Compton Scattering

Figure 3.14: Compton Scattering.

Compton scattering occurs when X-rays scatter off electrons in ordinary matter. The result is an increase in the wavelength of the scattered X-rays. This increase is inexplicable within the context of classical physics, which predicts that radiation that scatters off a stationary target should suffer no change in wavelength. In fact, as we shall explain, this effect can be explained in terms of the scattering of individual X-ray photons by individual electrons.

Consider the situation, illustrated in Figure 3.14, in which an X-ray photon of momentum ${\bf p}_\gamma$ collides with a stationary electron of rest mass $m_e$. After the collision, the momentum of the photon is ${\bf p}_\gamma'$, and the recoil momentum of the electron is ${\bf p}_e'$. Conservation of momentum in the collision requires that

$${\bf p}_\gamma = {\bf p}_\gamma' +{\bf p}_e'.$$ (3.224)

However, we know that

$${\bf p}_\gamma =\hbar\,{\bf k},$$ (3.225)

$${\bf p}_\gamma' =\hbar\,{\bf k}',$$ (3.226)

$${\bf p}_e' =\gamma\,m_e\,v,$$ (3.227)

where ${\bf k}$ and ${\bf k}'$ are the photon's initial and final wavevector, respectively, $v$ is the electron's recoil speed, and $\gamma=(1-v^2/c^2)^{-1/2}$. [See Equations (3.162) and (3.200).] Thus, we obtain

$${\bf k}- {\bf k}' = \frac{m_e\,c}{\hbar}\,\gamma\,\frac{v}{c}.$$ (3.228)

The previous equation yields

$$\vert{\bf k}-{\bf k}'\vert^2 = \left(\frac{m_e\,c}{\hbar}\right)^... ...\,\frac{v^2}{c^2} = \left(\frac{m_e\,c}{\hbar}\right)^2\left(\gamma^2-1\right),$$ (3.229)

or

$$k^2 - 2\,k\,k'\,\cos\theta+k'^{\,2} = \left(\frac{m_e\,c}{\hbar}\right)^2\left(\gamma^2-1\right).$$ (3.230)

Here, $\theta$ is the angle through which the photon is scattered (i.e., the angle subtended between ${\bf k}$ and ${\bf k}'$). See Figure 3.14.

Let $E_\gamma$, $E_\gamma'$, $E_e$, and $E_e'$ be the initial photon energy, the final photon energy, the initial electron energy, and the final electron energy, respectively.

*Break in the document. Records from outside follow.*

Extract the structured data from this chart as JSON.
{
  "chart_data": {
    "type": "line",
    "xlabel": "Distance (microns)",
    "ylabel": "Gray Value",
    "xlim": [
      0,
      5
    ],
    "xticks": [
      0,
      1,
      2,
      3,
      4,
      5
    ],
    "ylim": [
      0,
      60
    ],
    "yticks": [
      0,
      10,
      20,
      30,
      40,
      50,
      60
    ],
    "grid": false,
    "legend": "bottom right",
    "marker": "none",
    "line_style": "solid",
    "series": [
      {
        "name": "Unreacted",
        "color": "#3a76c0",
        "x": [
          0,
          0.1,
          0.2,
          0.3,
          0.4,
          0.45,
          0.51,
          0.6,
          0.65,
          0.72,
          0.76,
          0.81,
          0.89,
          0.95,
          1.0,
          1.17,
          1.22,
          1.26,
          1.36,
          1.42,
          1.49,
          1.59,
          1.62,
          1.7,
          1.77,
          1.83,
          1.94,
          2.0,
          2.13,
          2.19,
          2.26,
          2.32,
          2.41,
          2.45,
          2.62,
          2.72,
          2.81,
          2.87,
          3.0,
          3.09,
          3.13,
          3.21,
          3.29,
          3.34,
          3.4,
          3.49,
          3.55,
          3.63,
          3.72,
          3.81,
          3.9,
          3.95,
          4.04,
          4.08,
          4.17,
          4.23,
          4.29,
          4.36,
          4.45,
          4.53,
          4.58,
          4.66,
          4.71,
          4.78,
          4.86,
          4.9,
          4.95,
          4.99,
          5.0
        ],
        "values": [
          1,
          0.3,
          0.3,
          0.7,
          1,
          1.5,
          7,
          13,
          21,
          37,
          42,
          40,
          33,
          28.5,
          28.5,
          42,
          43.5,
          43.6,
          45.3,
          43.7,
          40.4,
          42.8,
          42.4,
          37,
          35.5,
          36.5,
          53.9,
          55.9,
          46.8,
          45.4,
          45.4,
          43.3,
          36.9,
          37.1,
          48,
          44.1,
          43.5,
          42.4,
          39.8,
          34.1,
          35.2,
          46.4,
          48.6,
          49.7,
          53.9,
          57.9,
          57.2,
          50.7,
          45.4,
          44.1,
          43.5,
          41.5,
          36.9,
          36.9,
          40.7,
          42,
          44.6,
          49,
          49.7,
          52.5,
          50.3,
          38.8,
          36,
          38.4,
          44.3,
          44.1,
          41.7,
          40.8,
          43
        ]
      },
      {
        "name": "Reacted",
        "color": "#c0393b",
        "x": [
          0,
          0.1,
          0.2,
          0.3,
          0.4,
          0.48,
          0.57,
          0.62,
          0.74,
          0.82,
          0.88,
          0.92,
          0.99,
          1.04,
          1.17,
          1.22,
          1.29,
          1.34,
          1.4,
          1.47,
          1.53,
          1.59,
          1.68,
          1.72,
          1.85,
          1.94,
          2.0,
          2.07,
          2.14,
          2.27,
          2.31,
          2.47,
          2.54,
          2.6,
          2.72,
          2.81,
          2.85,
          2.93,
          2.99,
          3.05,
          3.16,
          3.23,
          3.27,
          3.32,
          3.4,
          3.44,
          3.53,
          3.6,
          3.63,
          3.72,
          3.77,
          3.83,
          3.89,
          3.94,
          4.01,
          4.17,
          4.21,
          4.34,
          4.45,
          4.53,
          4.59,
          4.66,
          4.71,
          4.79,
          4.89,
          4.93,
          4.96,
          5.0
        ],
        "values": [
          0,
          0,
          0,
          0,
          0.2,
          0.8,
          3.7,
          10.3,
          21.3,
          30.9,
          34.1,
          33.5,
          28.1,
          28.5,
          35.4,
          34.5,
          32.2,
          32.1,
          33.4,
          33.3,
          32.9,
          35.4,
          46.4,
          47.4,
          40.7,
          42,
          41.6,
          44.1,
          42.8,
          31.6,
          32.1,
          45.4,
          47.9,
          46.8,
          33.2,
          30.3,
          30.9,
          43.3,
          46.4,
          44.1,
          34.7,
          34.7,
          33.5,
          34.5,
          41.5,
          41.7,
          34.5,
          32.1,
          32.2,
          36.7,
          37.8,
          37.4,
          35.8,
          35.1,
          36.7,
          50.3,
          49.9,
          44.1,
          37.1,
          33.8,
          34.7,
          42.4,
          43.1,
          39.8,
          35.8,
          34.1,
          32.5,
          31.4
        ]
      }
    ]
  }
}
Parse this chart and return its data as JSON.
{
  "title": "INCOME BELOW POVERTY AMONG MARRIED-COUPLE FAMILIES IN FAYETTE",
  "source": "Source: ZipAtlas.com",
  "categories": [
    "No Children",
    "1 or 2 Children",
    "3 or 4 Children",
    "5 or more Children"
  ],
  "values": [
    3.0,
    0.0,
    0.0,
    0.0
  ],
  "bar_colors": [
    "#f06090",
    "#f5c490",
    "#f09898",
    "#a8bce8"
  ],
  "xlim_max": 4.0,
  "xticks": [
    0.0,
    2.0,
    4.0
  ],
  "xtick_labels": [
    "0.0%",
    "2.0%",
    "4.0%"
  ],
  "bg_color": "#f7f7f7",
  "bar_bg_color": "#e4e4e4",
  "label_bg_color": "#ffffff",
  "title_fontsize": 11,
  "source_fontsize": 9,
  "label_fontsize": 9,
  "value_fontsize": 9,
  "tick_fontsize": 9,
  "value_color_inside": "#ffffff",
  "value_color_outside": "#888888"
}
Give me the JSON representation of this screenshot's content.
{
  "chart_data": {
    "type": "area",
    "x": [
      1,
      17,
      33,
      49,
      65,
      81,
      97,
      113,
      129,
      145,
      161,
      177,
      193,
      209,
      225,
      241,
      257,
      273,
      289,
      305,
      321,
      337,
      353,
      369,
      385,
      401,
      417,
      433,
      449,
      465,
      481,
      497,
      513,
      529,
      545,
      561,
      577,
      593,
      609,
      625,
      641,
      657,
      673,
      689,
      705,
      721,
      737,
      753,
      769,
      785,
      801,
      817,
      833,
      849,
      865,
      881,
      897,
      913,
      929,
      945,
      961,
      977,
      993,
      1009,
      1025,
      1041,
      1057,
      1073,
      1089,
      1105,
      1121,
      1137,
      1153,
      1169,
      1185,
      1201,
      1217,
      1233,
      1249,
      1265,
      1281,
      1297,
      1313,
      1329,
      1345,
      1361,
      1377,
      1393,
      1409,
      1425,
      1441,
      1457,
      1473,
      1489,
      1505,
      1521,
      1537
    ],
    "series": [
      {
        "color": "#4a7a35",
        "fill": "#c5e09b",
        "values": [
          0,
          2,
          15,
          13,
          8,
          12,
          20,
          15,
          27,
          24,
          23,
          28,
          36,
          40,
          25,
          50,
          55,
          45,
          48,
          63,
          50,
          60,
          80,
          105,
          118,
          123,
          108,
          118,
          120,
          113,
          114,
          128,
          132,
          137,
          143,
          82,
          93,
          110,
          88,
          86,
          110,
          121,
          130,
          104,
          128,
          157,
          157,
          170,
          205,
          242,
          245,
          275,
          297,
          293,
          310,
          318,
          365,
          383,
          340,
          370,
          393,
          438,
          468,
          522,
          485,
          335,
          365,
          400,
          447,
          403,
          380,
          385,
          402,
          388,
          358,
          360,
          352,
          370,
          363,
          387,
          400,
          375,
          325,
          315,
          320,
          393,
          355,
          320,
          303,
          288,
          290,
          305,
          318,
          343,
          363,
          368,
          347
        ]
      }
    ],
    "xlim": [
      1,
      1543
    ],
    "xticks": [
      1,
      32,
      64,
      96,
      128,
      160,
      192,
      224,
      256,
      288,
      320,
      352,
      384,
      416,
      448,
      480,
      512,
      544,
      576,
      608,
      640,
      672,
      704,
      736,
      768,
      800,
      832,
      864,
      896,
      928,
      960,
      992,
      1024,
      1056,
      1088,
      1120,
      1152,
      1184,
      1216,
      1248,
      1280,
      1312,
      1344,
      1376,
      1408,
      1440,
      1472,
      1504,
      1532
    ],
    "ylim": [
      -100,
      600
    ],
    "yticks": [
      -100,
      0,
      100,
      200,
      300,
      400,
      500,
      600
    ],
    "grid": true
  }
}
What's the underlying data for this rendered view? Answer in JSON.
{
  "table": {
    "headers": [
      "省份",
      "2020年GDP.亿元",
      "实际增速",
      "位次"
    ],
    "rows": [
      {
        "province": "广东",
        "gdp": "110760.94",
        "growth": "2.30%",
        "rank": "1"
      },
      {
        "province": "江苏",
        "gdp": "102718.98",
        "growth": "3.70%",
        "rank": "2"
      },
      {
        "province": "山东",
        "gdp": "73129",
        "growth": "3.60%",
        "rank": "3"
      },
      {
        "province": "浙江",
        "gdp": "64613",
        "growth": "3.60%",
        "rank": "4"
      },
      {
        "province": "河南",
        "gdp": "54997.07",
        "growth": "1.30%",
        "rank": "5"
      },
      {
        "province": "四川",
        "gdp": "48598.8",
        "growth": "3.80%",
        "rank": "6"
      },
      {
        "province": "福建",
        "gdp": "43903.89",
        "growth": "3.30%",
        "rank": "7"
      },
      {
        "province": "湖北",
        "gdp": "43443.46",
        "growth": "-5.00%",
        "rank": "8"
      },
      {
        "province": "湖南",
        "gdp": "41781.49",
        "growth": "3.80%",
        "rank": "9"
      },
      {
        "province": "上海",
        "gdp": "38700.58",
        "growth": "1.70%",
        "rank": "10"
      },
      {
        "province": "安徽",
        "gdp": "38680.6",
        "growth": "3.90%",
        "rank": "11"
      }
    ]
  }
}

Energy conservation in the collision requires that

$$E_\gamma + E_e = E_\gamma'+E_e'.$$ (3.231)

However, we know that

$$E_\gamma = \hbar\,c\,k,$$ (3.232)

$$E_\gamma' =\hbar\,c\,k',$$ (3.233)

$$E_e = m_e\,c^2,$$ (3.234)

$$E_e' = \gamma\,m_e\,c^2.$$ (3.235)

[See Equations (3.174), (3.197), and (3.199).] Hence, we get

$$\gamma = \frac{k-k'+m_e\,c/\hbar}{m_e\,c/\hbar}.$$ (3.236)

Equations (3.230) and (3.236) can be combined to give

$$k^2 - 2\,k\,k'\,\cos\theta+k'^{\,2} = \left(k-k'+\frac{m_e\,c}{\hbar}\right)^2 - \left(\frac{m_e\,c}{\hbar}\right)^2,$$ (3.237)

or

$$k^2 - 2\,k\,k'\,\cos\theta+k'^{\,2}= k^2-2\,k\,k'+k'^{\,2} + 2\,(k-k')\,\frac{m_e\,c}{\hbar},$$ (3.238)

which can be rearranged to produce

$$\frac{1}{k'} - \frac{1}{k} = \frac{\hbar}{m_e\,c}\,(1-\cos\theta).$$ (3.239)

Finally, if $\lambda =2\pi/k$ and $\lambda'=2\pi/k'$ are the initial and final wavelengths of the photon then we obtain

$$\lambda'-\lambda = \frac{h}{m_e\,c}\,(1-\cos\theta).$$ (3.240)

The previous equation relates the increase in wavelength of the scattered photon to its scattering angle in a simple manner. Here, $h/(m_e\,c) =2.43\times 10^{-12}\,{\rm m}$ is known as the Compton wavelength of the electron. The previous formula was verified experimentally by Arthur Compton in 1923.